Assim, aletheia se refere ao que as coisas são ao serem desveladas, veritas se refere aos fatos que foram relatados, e emunah/pistis se refere àquilo que virá a ser, porque assim foi prometido. Ou seja, aletheia é, tal como se manifesta agora ao nosso espírito, veritas mostra os fatos conforme foram relatados, e emunah/pistis aponta para aquilo que será e que foram prometidas.

 

Mas, a aletheia não está fora da vida. E no hebraico temos a palavra hayah, que traduz a ideia de respirar. O substantivo hayah, no entanto, significa viver, ter vida, sustentar a vida. Se estiver na forma gramatical hifil tem o sentido de reanimar, reviver, restaurar à vida, o que aponta para o conceito de levantar da morte, ressuscitar.

 

E zoé é o conceito de vida comum a todos os seres vivos. Traduz a vida animal, o momento mais simples da vida bios. A vida animal está lá embaixo, quando comparada a bios. Afinal, o ser humano é escravo de suas necessidades básicas de sobrevivência. Sua servidão remete a um moto sem fim para atender suas necessidades básicas. Esta vida zoé retrata a simplicidade de uma vida não qualificada, que por não ser superior têm como destino ficar oculta. Ficar oculta significava ter hábitos moderados no comer, beber, na sexualidade e na não-violência. Não havia punições para quem fosse moderado, mas a moderação na vida zoé mostrava que a pessoa poderia exercer o bios político.

 

Na zoé dos gregos há uma desqualificação do corpo (soma) na definição da vida, sem representação política, como no caso dos escravos. A vida bios é a vida racional, própria de pessoas ou comunidades. A vida política é a bios política como uma vida qualificada. Um tipo de vida de pessoa que é admirada por suas ações e condutas. Por sua práxis, pelo que ele faz, e por sua léxis, pelo que ele diz. Práxis e léxis nas pessoas e comunidades possibilitam a existência da polis democrática, e por extensão da liberdade.

 

Mas quando compreendida a partir do hayah, da vida que ressurge, os discípulos do Mashiah vão além da compreensão grega. Veem zoé, que tem nela o hayah bíblico, como a vida eterna, dom do haShem entregue àqueles que aceitam o Mashiah, como senhor.
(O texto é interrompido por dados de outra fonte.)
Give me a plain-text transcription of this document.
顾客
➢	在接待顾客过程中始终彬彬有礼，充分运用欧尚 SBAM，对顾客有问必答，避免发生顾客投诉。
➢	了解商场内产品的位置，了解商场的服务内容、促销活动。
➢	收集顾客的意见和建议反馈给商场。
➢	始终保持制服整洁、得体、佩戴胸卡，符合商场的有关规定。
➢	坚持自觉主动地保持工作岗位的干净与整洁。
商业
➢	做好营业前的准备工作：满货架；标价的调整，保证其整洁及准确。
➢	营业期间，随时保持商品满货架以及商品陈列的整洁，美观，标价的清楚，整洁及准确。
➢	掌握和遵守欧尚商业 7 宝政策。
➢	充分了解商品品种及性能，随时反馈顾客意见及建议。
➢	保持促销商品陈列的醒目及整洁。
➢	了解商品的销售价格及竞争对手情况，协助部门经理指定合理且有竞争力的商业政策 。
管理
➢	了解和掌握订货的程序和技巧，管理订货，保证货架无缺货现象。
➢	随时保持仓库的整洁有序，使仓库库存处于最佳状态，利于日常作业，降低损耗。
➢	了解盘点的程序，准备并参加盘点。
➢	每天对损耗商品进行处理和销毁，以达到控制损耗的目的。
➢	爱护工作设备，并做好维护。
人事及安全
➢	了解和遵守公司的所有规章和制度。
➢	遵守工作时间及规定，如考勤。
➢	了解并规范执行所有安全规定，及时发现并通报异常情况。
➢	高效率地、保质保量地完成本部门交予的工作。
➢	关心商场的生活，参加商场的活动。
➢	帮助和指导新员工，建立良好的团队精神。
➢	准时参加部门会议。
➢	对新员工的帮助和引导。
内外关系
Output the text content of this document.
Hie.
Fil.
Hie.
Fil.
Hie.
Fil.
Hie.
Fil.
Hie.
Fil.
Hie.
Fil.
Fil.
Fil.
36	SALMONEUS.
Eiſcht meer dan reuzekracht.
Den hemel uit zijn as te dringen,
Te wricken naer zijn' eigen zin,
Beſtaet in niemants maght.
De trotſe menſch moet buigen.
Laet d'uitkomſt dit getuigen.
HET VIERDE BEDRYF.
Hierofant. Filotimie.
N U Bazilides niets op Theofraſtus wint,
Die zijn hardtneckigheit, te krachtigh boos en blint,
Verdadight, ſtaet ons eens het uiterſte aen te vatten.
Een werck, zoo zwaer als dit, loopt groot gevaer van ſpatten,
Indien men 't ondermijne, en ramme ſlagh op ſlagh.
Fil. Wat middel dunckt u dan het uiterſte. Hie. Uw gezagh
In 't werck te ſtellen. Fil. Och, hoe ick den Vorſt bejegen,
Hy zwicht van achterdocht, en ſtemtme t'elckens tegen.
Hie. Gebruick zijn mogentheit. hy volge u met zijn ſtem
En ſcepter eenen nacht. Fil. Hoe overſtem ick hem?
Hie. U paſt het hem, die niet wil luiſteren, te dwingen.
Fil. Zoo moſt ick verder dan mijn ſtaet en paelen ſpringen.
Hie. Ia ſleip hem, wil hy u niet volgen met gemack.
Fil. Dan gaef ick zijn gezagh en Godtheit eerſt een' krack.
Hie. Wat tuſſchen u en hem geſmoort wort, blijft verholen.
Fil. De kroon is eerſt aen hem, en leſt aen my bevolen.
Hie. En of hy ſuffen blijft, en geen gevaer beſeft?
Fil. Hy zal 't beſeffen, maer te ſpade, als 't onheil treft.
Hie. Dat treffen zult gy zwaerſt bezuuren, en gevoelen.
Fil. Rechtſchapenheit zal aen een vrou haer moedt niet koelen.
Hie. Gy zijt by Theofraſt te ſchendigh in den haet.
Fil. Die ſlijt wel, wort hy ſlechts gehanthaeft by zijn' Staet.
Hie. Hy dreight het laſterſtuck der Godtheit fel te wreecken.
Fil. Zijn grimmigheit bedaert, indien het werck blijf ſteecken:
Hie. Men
E a vida bios passa de fato a ser a vida terrena, que renasce no permanente ciclo de nascimento e morte.

 

Por isso, o Mashiah respondeu a Toma/ Tomé: “Eu sou o caminho, a verdade e a vida. Ninguém vem ao Pai senão através de mim.”

 

E voltemos à festa da Candelária. Que haShem abençoe você, que ele faça resplandecer o seu rosto sobre você nesta festa em que se comemora a luz de Yeshua, que veio ao mundo, inclusive com os crepes oferecidos aos peregrinos, não apenas por lembrarem o sol em seu formato e cor, mas também como forma de dizer: ainda possuímos provisão para o inverno. Que haShem lhe dê a luz e provisão em abundância, é a oração que faço de todo o coração por você, pedra preciosa e resplandecente aos olhos de haShem. E que assim seja!

 

Referência bibliografia

ELIOT, T. S., Poesia, 3a. edição, Rio de Janeiro, Editora Nova Fronteira, 1981.

SPURGEON, Charles Haddon, Esboços Bíblicos de Gênesis a Apocalipse, aprendendo com o príncipe dos pregadores, São Paulo, Shedd Publicações, 2002.